One of the largest birds in North America has again returned to Northeast Wisconsin. 
The American White Pelican, with a 9-foot wingspan, is back nesting on the islands of the lower Bay of Green Bay.

On the fast moving waters of the Fox River,  just below the dam in De Pere,  a pod of white pelicans forage for fish.

“They are waiting for fish to get washed over and stunned and then they can eat them easily,” said Mike Reed from the Bay Beach Wildlife Sanctuary.

A plentiful food source that drew these birds to Northeast Wisconsin over two decades ago and brings them back year after year. 

“They are fairly abundant now and I think they are here to stay,” said DNR Wildlife Biologist Josh Martinez.

Martinez says the Bay of Green Bay is home to some 4,000 nesting pairs of these aquatic birds, which first started appearing in the area in the mid-90s.

“They saw the potential for nesting islands, they also started to forage in the area and saw high-quality feed and as a result they started coming back and nesting here,” Martinez said.

“It’s really a magnificent bird,” Reed said.

Reed says the population really took off after a pelican colony in North Dakota collapsed in 2005.

“The adults just went out, spreading out through the whole upper midwest,” said Reed.

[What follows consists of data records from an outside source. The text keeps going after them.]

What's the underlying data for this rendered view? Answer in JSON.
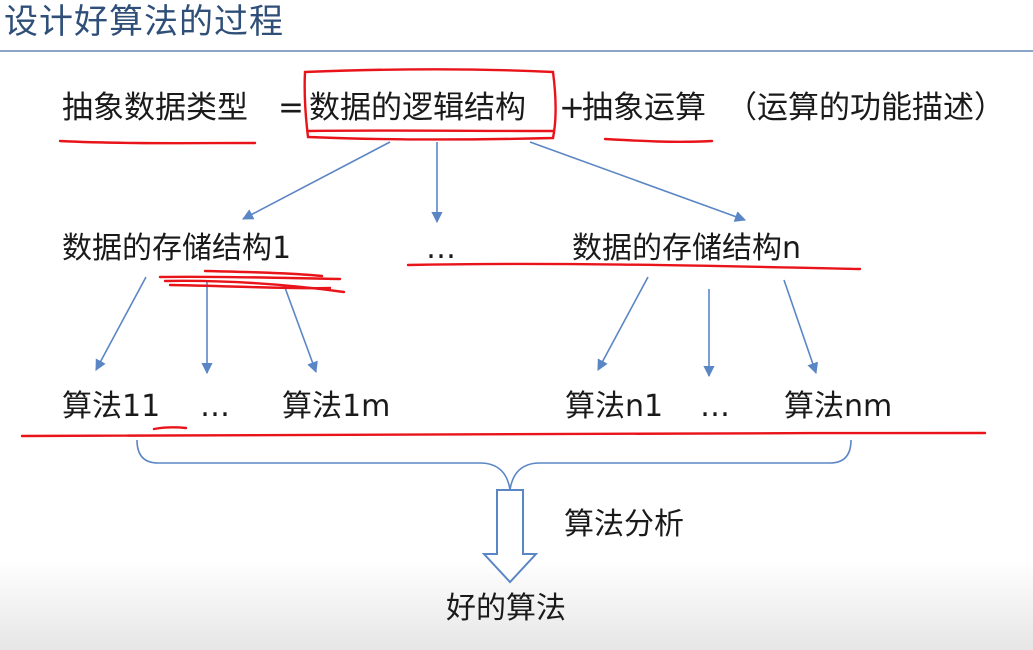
{
  "slide": {
    "title": "设计好算法的过程"
  },
  "top": {
    "adt": "抽象数据类型",
    "equals": "=",
    "logical_structure": "数据的逻辑结构",
    "plus": "+",
    "abstract_ops": "抽象运算",
    "ops_note": "（运算的功能描述）"
  },
  "storage": {
    "left": "数据的存储结构1",
    "ellipsis": "…",
    "right": "数据的存储结构n"
  },
  "algorithms": {
    "a11": "算法11",
    "ellipsis_left": "…",
    "a1m": "算法1m",
    "an1": "算法n1",
    "ellipsis_right": "…",
    "anm": "算法nm"
  },
  "analysis_label": "算法分析",
  "result": "好的算法",
  "colors": {
    "title": "#2f4f78",
    "rule": "#8aa4c4",
    "arrow": "#5b86c5",
    "annotation": "#e8141a",
    "text": "#1a1a1a"
  }
}
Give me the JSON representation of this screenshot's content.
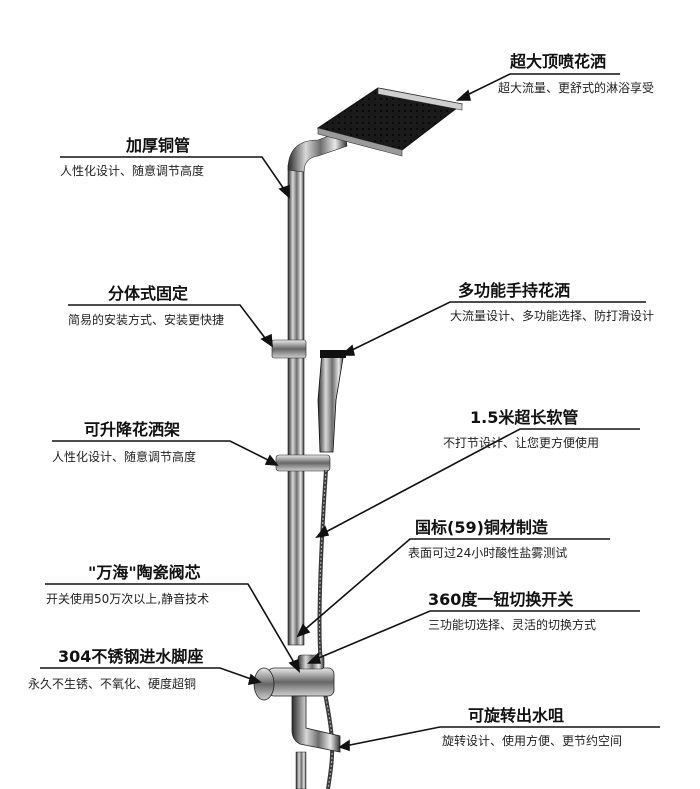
{
  "features": [
    {
      "id": "top-shower",
      "title": "超大顶喷花洒",
      "desc": "超大流量、更舒式的淋浴享受"
    },
    {
      "id": "copper-pipe",
      "title": "加厚铜管",
      "desc": "人性化设计、随意调节高度"
    },
    {
      "id": "split-fix",
      "title": "分体式固定",
      "desc": "简易的安装方式、安装更快捷"
    },
    {
      "id": "handheld",
      "title": "多功能手持花洒",
      "desc": "大流量设计、多功能选择、防打滑设计"
    },
    {
      "id": "lift-rack",
      "title": "可升降花洒架",
      "desc": "人性化设计、随意调节高度"
    },
    {
      "id": "hose",
      "title": "1.5米超长软管",
      "desc": "不打节设计、让您更方便使用"
    },
    {
      "id": "copper-material",
      "title": "国标(59)铜材制造",
      "desc": "表面可过24小时酸性盐雾测试"
    },
    {
      "id": "valve",
      "title": "\"万海\"陶瓷阀芯",
      "desc": "开关使用50万次以上,静音技术"
    },
    {
      "id": "switch",
      "title": "360度一钮切换开关",
      "desc": "三功能切选择、灵活的切换方式"
    },
    {
      "id": "base",
      "title": "304不锈钢进水脚座",
      "desc": "永久不生锈、不氧化、硬度超铜"
    },
    {
      "id": "spout",
      "title": "可旋转出水咀",
      "desc": "旋转设计、使用方便、更节约空间"
    }
  ]
}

Searching for a new home the white pelican found the Bay of Green Bay, where they now return to each late spring,  to build their nests and raise their young before flying south for the winter – to the Gulf of Mexico.

“It is really a unique situation, where in our lifetime we’re experiencing an eastward expansion of a species that never had been documented nesting this far east before,” Reed said.

“Lower Green Bay in particular is one of the epicenters where pelicans first started showing up in Wisconsin,” Martinez said.

A unique natural treasure that appears here to stay.    

White pelicans are now also found on the Lake Winnebago system, Horicon Marsh and the Mississippi River.